Enhanced recovery protocols benefit perioperative care of patients with Crohn’s disease
SAN DIEGO — Patients with Crohn’s disease who were perioperatively managed with an enhanced recovery protocol experienced a reduction in length of stay and faster recovery without an increase in adverse events, according to a study presented at Digestive Disease Week.
“The basic goal of enhanced recovery protocols is to reduce the length of hospital stay and accelerate the hospital course while not increasing the risk of complications,” Donald Haering, a third-year medical student at the University of Washington, Seattle, told Healio Gastroenterology. “Enhanced recovery protocols have been used in colorectal surgery in general for quite some time now.”
“The paradigm has been that inflammatory bowel disease is more complicated and some surgeons have felt that perhaps patients with IBD are inappropriate for enhanced recovery protocols,” he added. “Some studies have shown that enhanced recovery protocols lead to less complicated hospital courses, so we wanted to characterize the risks and benefits for Crohn’s disease.”
Patients with Crohn’s disease have often been omitted from such studies because of data that suggests this population has increased odds of longer length of stay and readmission with standard postoperative care, according to the researchers.
Haering and colleagues conducted a retrospective cohort study of patients undergoing surgery for complications of Crohn’s disease between 2012 and 2018 with a historical control. Participants were either managed with the institutional colorectal enhanced recovery protocol (n = 98) or the prior standard of care (n = 53).
The primary outcome was length of stay. Other outcomes included the rate of serious complications, 30-day readmission rates, need for reoperation, return of bowel function, resumption of diet and postoperative pain control.
The researchers assessed continuous outcomes, including length of stay, return of bowel function, tolerance of low-residue diet and postoperative pain control.
Patients in the enhanced recovery protocol cohort had a shorter median length of stay (4 days vs. 5 days; P < .01), faster median return of bowel function (2 days vs. 3 days; P < .01), shorter time to tolerating low-residue diet (2 days vs. 4 days; P < .01) and a faster transition to postoperative pain medications (2 days vs. 4 days; P < .01) than the control cohort.
“In order to achieve oral pain control, a patient needs to be tolerating a low residue diet,” Haering said.
In the multivariate logistic regression analysis, there was a significantly decreased likelihood of prolonged length of stay among patients in the enhanced recovery protocol cohort (OR = 0.37; 95% CI, 0.15-0.88). No differences were observed in the rate of 30-day readmission, rate of serious complications or reoperation.
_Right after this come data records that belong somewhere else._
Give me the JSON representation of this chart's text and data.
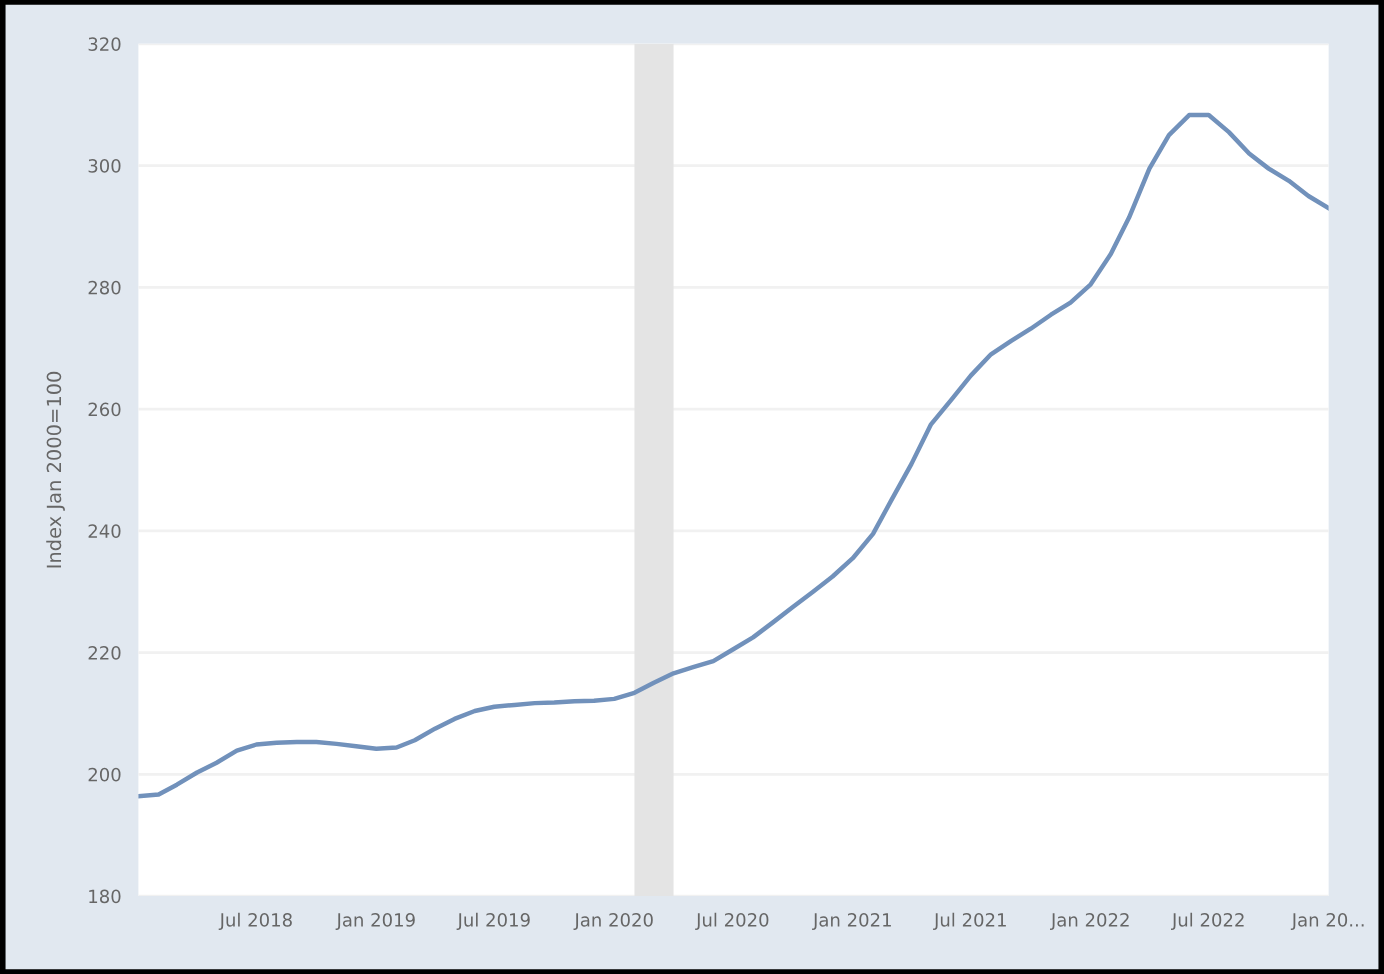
{
  "chart_data": {
    "type": "line",
    "ylabel": "Index Jan 2000=100",
    "x": [
      "2018-01",
      "2018-02",
      "2018-03",
      "2018-04",
      "2018-05",
      "2018-06",
      "2018-07",
      "2018-08",
      "2018-09",
      "2018-10",
      "2018-11",
      "2018-12",
      "2019-01",
      "2019-02",
      "2019-03",
      "2019-04",
      "2019-05",
      "2019-06",
      "2019-07",
      "2019-08",
      "2019-09",
      "2019-10",
      "2019-11",
      "2019-12",
      "2020-01",
      "2020-02",
      "2020-03",
      "2020-04",
      "2020-05",
      "2020-06",
      "2020-07",
      "2020-08",
      "2020-09",
      "2020-10",
      "2020-11",
      "2020-12",
      "2021-01",
      "2021-02",
      "2021-03",
      "2021-04",
      "2021-05",
      "2021-06",
      "2021-07",
      "2021-08",
      "2021-09",
      "2021-10",
      "2021-11",
      "2021-12",
      "2022-01",
      "2022-02",
      "2022-03",
      "2022-04",
      "2022-05",
      "2022-06",
      "2022-07",
      "2022-08",
      "2022-09",
      "2022-10",
      "2022-11",
      "2022-12",
      "2023-01"
    ],
    "series": [
      {
        "color": "#7191bb",
        "values": [
          196.4,
          196.7,
          198.3,
          200.3,
          201.9,
          203.9,
          204.9,
          205.2,
          205.3,
          205.3,
          205.0,
          204.6,
          204.2,
          204.4,
          205.6,
          207.5,
          209.1,
          210.4,
          211.1,
          211.4,
          211.7,
          211.8,
          212.0,
          212.1,
          212.4,
          213.4,
          215.0,
          216.6,
          217.6,
          218.6,
          220.5,
          222.5,
          225.0,
          227.5,
          230.0,
          232.5,
          235.5,
          239.5,
          245.0,
          251.0,
          257.5,
          261.5,
          265.5,
          269.0,
          271.2,
          273.2,
          275.5,
          277.5,
          280.5,
          285.5,
          291.5,
          299.5,
          305.0,
          308.3,
          308.3,
          305.5,
          302.0,
          299.5,
          297.5,
          295.0,
          293.0
        ]
      }
    ],
    "xlim": [
      "2018-01",
      "2023-01"
    ],
    "xticks": [
      {
        "value": "2018-07",
        "label": "Jul 2018"
      },
      {
        "value": "2019-01",
        "label": "Jan 2019"
      },
      {
        "value": "2019-07",
        "label": "Jul 2019"
      },
      {
        "value": "2020-01",
        "label": "Jan 2020"
      },
      {
        "value": "2020-07",
        "label": "Jul 2020"
      },
      {
        "value": "2021-01",
        "label": "Jan 2021"
      },
      {
        "value": "2021-07",
        "label": "Jul 2021"
      },
      {
        "value": "2022-01",
        "label": "Jan 2022"
      },
      {
        "value": "2022-07",
        "label": "Jul 2022"
      },
      {
        "value": "2023-01",
        "label": "Jan 20..."
      }
    ],
    "ylim": [
      180,
      320
    ],
    "yticks": [
      180,
      200,
      220,
      240,
      260,
      280,
      300,
      320
    ],
    "bands": [
      {
        "axis": "x",
        "from": "2020-02",
        "to": "2020-04",
        "color": "#e4e4e4"
      }
    ],
    "grid": "y",
    "marker": "none",
    "line_style": "solid"
  }
}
“Our study was a little underpowered in terms of the complications, but working with what we had, we could not detect any difference in 30-day readmissions, rate of serious complications or reoperation,” Haering said.
Most patients on the ERAS pathway (87.7%) were highly compliant with the protocol (10/13 elements), while the rest (12.3%) were intermediately compliant (6/13 elements). No patients had low compliance with the protocol.
“The dream would be to figure out what elements in particular independently and – more importantly – in concert make the best enhanced recovery protocol,” Haering said. – by Alaina Tedesco
Haering D, et al. Su1939. Presented at: Digestive Disease Week; May 18-21, 2019; San Diego.
Disclosure: The researchers report no relevant financial disclosures.